In R.C. Bigelow, Celestial Seasonings, Inc. had sued the Bigelow tea company for a variety of claims, including false advertising based on Celestial’s claim that Bigelow failed to disclose that its teas were artificially flavored and in promoting its teas “convey[ed] the false and misleading impression that those herbal teas were all natural.” Id. at 244. As in this case, the insurance policy at issue excluded claims based on “ ‘[t]he failure of goods, products or services to conform with advertised quality or performance[.]’ ” Id. at 245. The Second Circuit concluded that the false advertising allegations “did not trigger a duty to defend under the advertising injury provision because they concerned allegedly false claims about Bigelow’s products, and such false claims about the insured products are explicitly excluded by the policy.” Id. at 246. See also Superformance Int’l, Inc. v. Hartford Cas. Ins. Co., 203 F. Supp. 2d 587, 598 (E.D. Va. 2002) (holding that false advertising allegations in underlying complaint that insured made false statements suggesting that the vehicles it produced were equivalent to the vehicles that the plaintiff produced fell within exclusion for failure of products to conform with advertised quality or performance), aff’d on other grounds, 332 F.3d 215 (4th Cir. 2003).

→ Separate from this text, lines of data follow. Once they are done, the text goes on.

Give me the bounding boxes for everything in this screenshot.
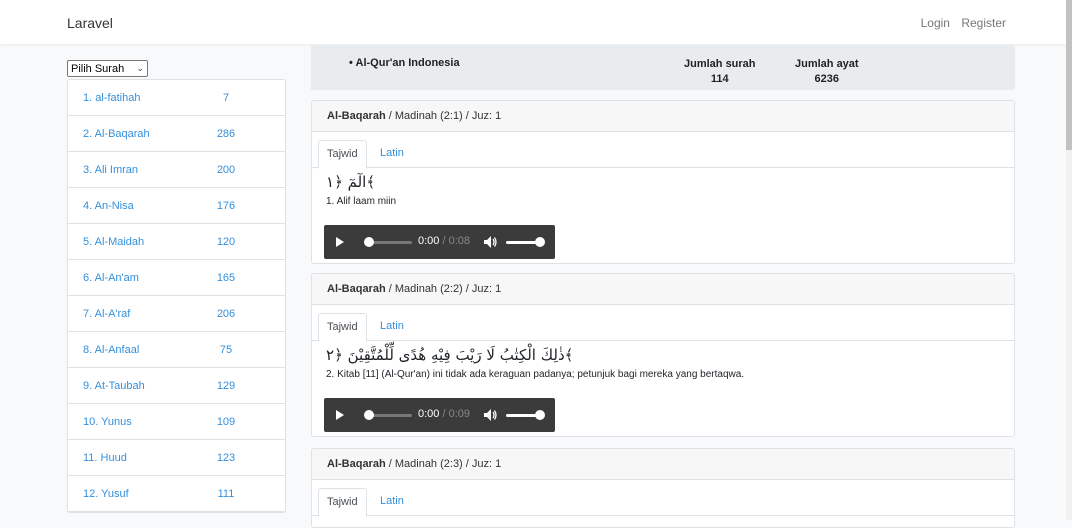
navbar: Laravel Login Register xyxy=(0,0,1066,44)
surah-name: 3. Ali Imran xyxy=(83,164,139,176)
ayat-tabs: Tajwid Latin xyxy=(312,488,1014,517)
volume-handle[interactable] xyxy=(535,410,545,420)
tab-tajwid[interactable]: Tajwid xyxy=(318,313,367,342)
ayat-translation: 1. Alif laam miin xyxy=(326,196,397,207)
ayat-surah-name: Al-Baqarah xyxy=(327,110,386,122)
surah-ayat-count: 7 xyxy=(222,92,230,104)
ayat-card: Al-Baqarah / Madinah (2:2) / Juz: 1 Tajw… xyxy=(311,273,1015,437)
surah-list-item[interactable]: 4. An-Nisa 176 xyxy=(68,188,285,224)
surah-ayat-count: 200 xyxy=(216,164,236,176)
ayat-meta: / Madinah (2:3) / Juz: 1 xyxy=(385,458,502,470)
surah-list: 1. al-fatihah 7 2. Al-Baqarah 286 3. Ali I… xyxy=(67,79,286,513)
surah-ayat-count: 206 xyxy=(216,308,236,320)
surah-list-item[interactable]: 12. Yusuf 111 xyxy=(68,476,285,512)
audio-current-time: 0:00 xyxy=(418,235,440,247)
ayat-surah-name: Al-Baqarah xyxy=(327,458,386,470)
tab-latin[interactable]: Latin xyxy=(372,313,412,339)
surah-list-item[interactable]: 9. At-Taubah 129 xyxy=(68,368,285,404)
surah-ayat-count: 111 xyxy=(217,488,235,500)
surah-select-label: Pilih Surah xyxy=(71,62,125,75)
surah-ayat-count: 129 xyxy=(216,380,236,392)
login-link[interactable]: Login xyxy=(921,16,950,30)
volume-icon[interactable] xyxy=(484,409,498,421)
surah-ayat-count: 165 xyxy=(216,272,236,284)
surah-select[interactable]: Pilih Surah ⌄ xyxy=(67,60,148,77)
surah-name: 2. Al-Baqarah xyxy=(83,128,150,140)
ayat-tabs: Tajwid Latin xyxy=(312,140,1014,169)
tab-tajwid[interactable]: Tajwid xyxy=(318,488,367,517)
surah-name: 6. Al-An'am xyxy=(83,272,139,284)
jumlah-surah-label: Jumlah surah xyxy=(684,58,756,70)
chevron-down-icon: ⌄ xyxy=(136,63,144,73)
audio-player: 0:00 / 0:09 xyxy=(324,398,555,432)
jumlah-ayat-value: 6236 xyxy=(814,73,840,85)
surah-ayat-count: 75 xyxy=(219,344,233,356)
ayat-meta: / Madinah (2:2) / Juz: 1 xyxy=(385,283,502,295)
ayat-arabic-text: ذٰلِكَ الْكِتٰبُ لَا رَيْبَ فِيْهِ هُدًى… xyxy=(326,346,574,364)
page-scrollbar[interactable] xyxy=(1066,0,1072,520)
surah-list-item[interactable]: 7. Al-A'raf 206 xyxy=(68,296,285,332)
surah-list-item[interactable]: 1. al-fatihah 7 xyxy=(68,80,285,116)
surah-list-item[interactable]: 2. Al-Baqarah 286 xyxy=(68,116,285,152)
audio-time: 0:00 / 0:08 xyxy=(418,235,470,247)
surah-list-item[interactable]: 11. Huud 123 xyxy=(68,440,285,476)
ayat-card-header: Al-Baqarah / Madinah (2:3) / Juz: 1 xyxy=(312,449,1014,480)
ayat-surah-name: Al-Baqarah xyxy=(327,283,386,295)
audio-time: 0:00 / 0:09 xyxy=(418,408,470,420)
surah-name: 7. Al-A'raf xyxy=(83,308,131,320)
surah-ayat-count: 286 xyxy=(216,128,236,140)
jumlah-surah-value: 114 xyxy=(710,73,729,85)
surah-name: 11. Huud xyxy=(83,452,127,464)
auth-links: Login Register xyxy=(913,16,1006,30)
ayat-meta: / Madinah (2:1) / Juz: 1 xyxy=(385,110,502,122)
surah-ayat-count: 176 xyxy=(216,200,236,212)
tab-tajwid[interactable]: Tajwid xyxy=(318,140,367,169)
surah-list-item[interactable]: 8. Al-Anfaal 75 xyxy=(68,332,285,368)
jumlah-ayat: Jumlah ayat 6236 xyxy=(795,57,859,87)
tab-latin[interactable]: Latin xyxy=(372,140,412,166)
ayat-translation: 2. Kitab [11] (Al-Qur'an) ini tidak ada … xyxy=(326,369,745,380)
audio-player: 0:00 / 0:08 xyxy=(324,225,555,259)
play-icon[interactable] xyxy=(336,410,344,420)
ayat-card-header: Al-Baqarah / Madinah (2:1) / Juz: 1 xyxy=(312,101,1014,132)
audio-duration: / 0:09 xyxy=(439,408,470,420)
surah-name: 4. An-Nisa xyxy=(83,200,134,212)
volume-icon[interactable] xyxy=(484,236,498,248)
surah-list-item[interactable]: 6. Al-An'am 165 xyxy=(68,260,285,296)
seek-handle[interactable] xyxy=(364,410,374,420)
brand-link[interactable]: Laravel xyxy=(67,15,113,31)
ayat-card-header: Al-Baqarah / Madinah (2:2) / Juz: 1 xyxy=(312,274,1014,305)
surah-name: 9. At-Taubah xyxy=(83,380,145,392)
info-title: • Al-Qur'an Indonesia xyxy=(349,57,460,69)
surah-ayat-count: 123 xyxy=(216,452,236,464)
volume-handle[interactable] xyxy=(535,237,545,247)
jumlah-ayat-label: Jumlah ayat xyxy=(795,58,859,70)
surah-list-item[interactable]: 5. Al-Maidah 120 xyxy=(68,224,285,260)
surah-list-item[interactable]: 10. Yunus 109 xyxy=(68,404,285,440)
quran-info-bar: • Al-Qur'an Indonesia Jumlah surah 114 J… xyxy=(311,45,1015,90)
jumlah-surah: Jumlah surah 114 xyxy=(684,57,756,87)
tab-latin[interactable]: Latin xyxy=(372,488,412,514)
page-scrollbar-thumb[interactable] xyxy=(1066,0,1072,150)
surah-name: 5. Al-Maidah xyxy=(83,236,145,248)
ayat-card: Al-Baqarah / Madinah (2:1) / Juz: 1 Tajw… xyxy=(311,100,1015,264)
seek-handle[interactable] xyxy=(364,237,374,247)
surah-name: 10. Yunus xyxy=(83,416,132,428)
audio-duration: / 0:08 xyxy=(439,235,470,247)
surah-name: 1. al-fatihah xyxy=(83,92,141,104)
surah-list-item[interactable]: 3. Ali Imran 200 xyxy=(68,152,285,188)
play-icon[interactable] xyxy=(336,237,344,247)
register-link[interactable]: Register xyxy=(961,16,1006,30)
surah-ayat-count: 109 xyxy=(216,416,236,428)
surah-ayat-count: 120 xyxy=(216,236,236,248)
surah-name: 12. Yusuf xyxy=(83,488,129,500)
ayat-arabic-text: الٓمٓ ﴿١﴾ xyxy=(326,173,376,191)
surah-name: 8. Al-Anfaal xyxy=(83,344,140,356)
ayat-card: Al-Baqarah / Madinah (2:3) / Juz: 1 Tajw… xyxy=(311,448,1015,528)
audio-current-time: 0:00 xyxy=(418,408,440,420)
ayat-tabs: Tajwid Latin xyxy=(312,313,1014,342)
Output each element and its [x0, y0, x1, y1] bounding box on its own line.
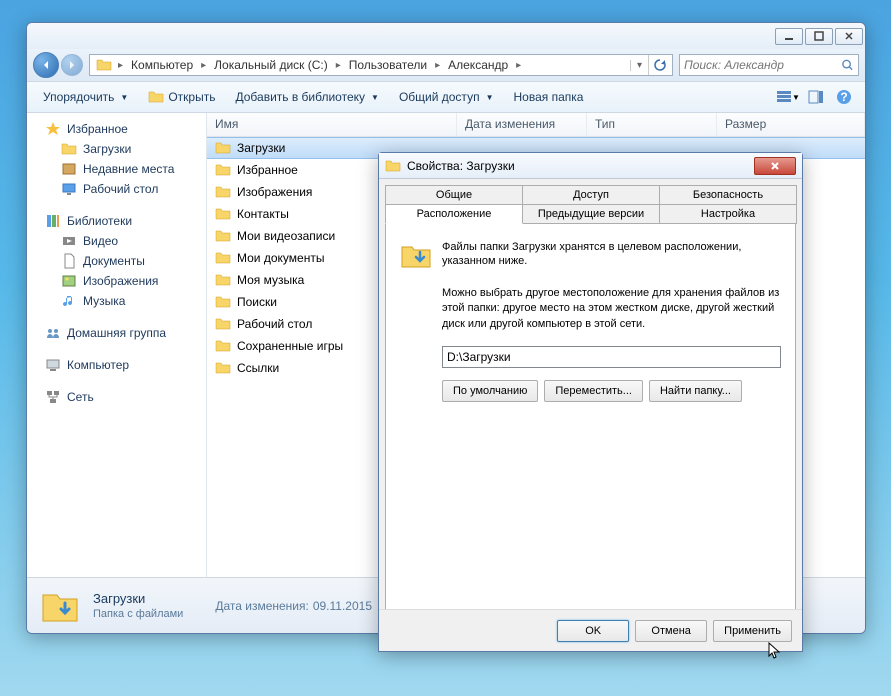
- dialog-close-button[interactable]: [754, 157, 796, 175]
- folder-icon: [215, 162, 231, 178]
- dialog-title: Свойства: Загрузки: [407, 159, 754, 173]
- sidebar-item-pictures[interactable]: Изображения: [27, 271, 206, 291]
- search-box[interactable]: [679, 54, 859, 76]
- column-headers: Имя Дата изменения Тип Размер: [207, 113, 865, 137]
- sidebar-libraries[interactable]: Библиотеки: [27, 211, 206, 231]
- picture-icon: [61, 273, 77, 289]
- sidebar-homegroup[interactable]: Домашняя группа: [27, 323, 206, 343]
- sidebar-item-desktop[interactable]: Рабочий стол: [27, 179, 206, 199]
- tab-customize[interactable]: Настройка: [659, 204, 797, 224]
- share-menu[interactable]: Общий доступ▼: [391, 86, 502, 108]
- sidebar-network[interactable]: Сеть: [27, 387, 206, 407]
- nav-sidebar: Избранное Загрузки Недавние места Рабочи…: [27, 113, 207, 577]
- folder-icon: [215, 228, 231, 244]
- find-target-button[interactable]: Найти папку...: [649, 380, 742, 402]
- tab-strip: Общие Доступ Безопасность Расположение П…: [385, 185, 796, 223]
- column-name[interactable]: Имя: [207, 113, 457, 136]
- cancel-button[interactable]: Отмена: [635, 620, 707, 642]
- view-mode-button[interactable]: ▼: [775, 86, 801, 108]
- breadcrumb[interactable]: ▸ Компьютер▸ Локальный диск (С:)▸ Пользо…: [89, 54, 673, 76]
- add-library-menu[interactable]: Добавить в библиотеку▼: [227, 86, 386, 108]
- search-input[interactable]: [684, 58, 841, 72]
- open-button[interactable]: Открыть: [140, 85, 223, 109]
- status-title: Загрузки: [93, 591, 183, 606]
- tab-security[interactable]: Безопасность: [659, 185, 797, 205]
- title-bar: [27, 23, 865, 49]
- tab-general[interactable]: Общие: [385, 185, 523, 205]
- breadcrumb-segment[interactable]: Локальный диск (С:): [208, 58, 334, 72]
- new-folder-button[interactable]: Новая папка: [505, 86, 591, 108]
- sidebar-item-recent[interactable]: Недавние места: [27, 159, 206, 179]
- tab-sharing[interactable]: Доступ: [522, 185, 660, 205]
- folder-icon: [61, 141, 77, 157]
- folder-downloads-icon: [39, 585, 81, 627]
- close-button[interactable]: [835, 28, 863, 45]
- folder-icon: [215, 250, 231, 266]
- folder-icon: [215, 184, 231, 200]
- ok-button[interactable]: OK: [557, 620, 629, 642]
- back-button[interactable]: [33, 52, 59, 78]
- folder-icon: [215, 206, 231, 222]
- breadcrumb-segment[interactable]: Пользователи: [343, 58, 433, 72]
- search-icon: [841, 58, 854, 72]
- maximize-button[interactable]: [805, 28, 833, 45]
- cursor-icon: [768, 642, 782, 660]
- homegroup-icon: [45, 325, 61, 341]
- video-icon: [61, 233, 77, 249]
- location-info-text: Файлы папки Загрузки хранятся в целевом …: [442, 240, 781, 272]
- folder-icon: [215, 140, 231, 156]
- status-subtitle: Папка с файлами: [93, 608, 183, 620]
- document-icon: [61, 253, 77, 269]
- move-button[interactable]: Переместить...: [544, 380, 643, 402]
- toolbar: Упорядочить▼ Открыть Добавить в библиоте…: [27, 81, 865, 113]
- preview-pane-button[interactable]: [803, 86, 829, 108]
- folder-open-icon: [148, 89, 164, 105]
- music-icon: [61, 293, 77, 309]
- organize-menu[interactable]: Упорядочить▼: [35, 86, 136, 108]
- folder-downloads-icon: [400, 240, 432, 272]
- desktop-icon: [61, 181, 77, 197]
- tab-content-location: Файлы папки Загрузки хранятся в целевом …: [385, 223, 796, 623]
- folder-icon: [385, 158, 401, 174]
- status-meta: Дата изменения: 09.11.2015: [215, 599, 372, 613]
- minimize-button[interactable]: [775, 28, 803, 45]
- properties-dialog: Свойства: Загрузки Общие Доступ Безопасн…: [378, 152, 803, 652]
- dialog-title-bar[interactable]: Свойства: Загрузки: [379, 153, 802, 179]
- svg-text:?: ?: [840, 90, 847, 104]
- folder-icon: [215, 294, 231, 310]
- sidebar-computer[interactable]: Компьютер: [27, 355, 206, 375]
- breadcrumb-segment[interactable]: Компьютер: [125, 58, 199, 72]
- sidebar-item-documents[interactable]: Документы: [27, 251, 206, 271]
- forward-button[interactable]: [61, 54, 83, 76]
- tab-location[interactable]: Расположение: [385, 204, 523, 224]
- tab-versions[interactable]: Предыдущие версии: [522, 204, 660, 224]
- library-icon: [45, 213, 61, 229]
- folder-icon: [215, 272, 231, 288]
- folder-icon: [215, 360, 231, 376]
- star-icon: [45, 121, 61, 137]
- dialog-footer: OK Отмена Применить: [379, 609, 802, 651]
- sidebar-item-downloads[interactable]: Загрузки: [27, 139, 206, 159]
- folder-icon: [215, 316, 231, 332]
- sidebar-item-video[interactable]: Видео: [27, 231, 206, 251]
- location-description: Можно выбрать другое местоположение для …: [400, 286, 781, 332]
- apply-button[interactable]: Применить: [713, 620, 792, 642]
- column-type[interactable]: Тип: [587, 113, 717, 136]
- folder-icon: [215, 338, 231, 354]
- nav-bar: ▸ Компьютер▸ Локальный диск (С:)▸ Пользо…: [27, 49, 865, 81]
- folder-icon: [96, 57, 112, 73]
- sidebar-item-music[interactable]: Музыка: [27, 291, 206, 311]
- computer-icon: [45, 357, 61, 373]
- restore-default-button[interactable]: По умолчанию: [442, 380, 538, 402]
- breadcrumb-segment[interactable]: Александр: [442, 58, 514, 72]
- help-button[interactable]: ?: [831, 86, 857, 108]
- location-path-input[interactable]: [442, 346, 781, 368]
- column-size[interactable]: Размер: [717, 113, 865, 136]
- recent-icon: [61, 161, 77, 177]
- sidebar-favorites[interactable]: Избранное: [27, 119, 206, 139]
- network-icon: [45, 389, 61, 405]
- column-date[interactable]: Дата изменения: [457, 113, 587, 136]
- refresh-icon[interactable]: [648, 55, 670, 75]
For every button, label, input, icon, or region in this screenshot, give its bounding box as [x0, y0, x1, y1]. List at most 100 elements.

*44Like the Second Circuit in R. C. Bigelow, I would conclude in this case that S.C. Johnson’s allegations did not trigger a duty to defend under the advertising injury coverage because those allegations only asserted that BOIS and IGT had made false assertions about their own products — claims expressly excluded from coverage by the policies. See Waste Mgmt., 315 N.C. at 700, 340 S.E.2d at 383 (holding that no obligation to defend arose when the allegations of the pleadings, as supported by a deposition, “fit squarely within the language of the exclusion clause”). As this Court has phrased the test set forth in Waste Management, “if the pleadings allege any facts which disclose a possibility that the insured’s potential liability is covered under the policy, then the insurer has a duty to defend.” Wilkins v. Am. Motorists Ins. Co., 97 N.C. App. 266, 269, 388 S.E.2d 191, 193, disc, review denied, 327 N.C. 145, 394 S.E.2d 189 (1990). In this case, there is no possibility that the “potential liability,” as alleged by S.C. Johnson in its complaint, is covered by the carriers’ policies. I would, therefore, reverse the decision below.

. Buzz Off Insect Shield, LLC (“BOIS”) and International Garment Technologies, LLC (“IGT”).

. With respect to IGT’s citation to the complaint’s allegations, as opposed to supporting quotations, I do not agree that they include false and disparaging statements about S.C. Johnson products and topical repellants.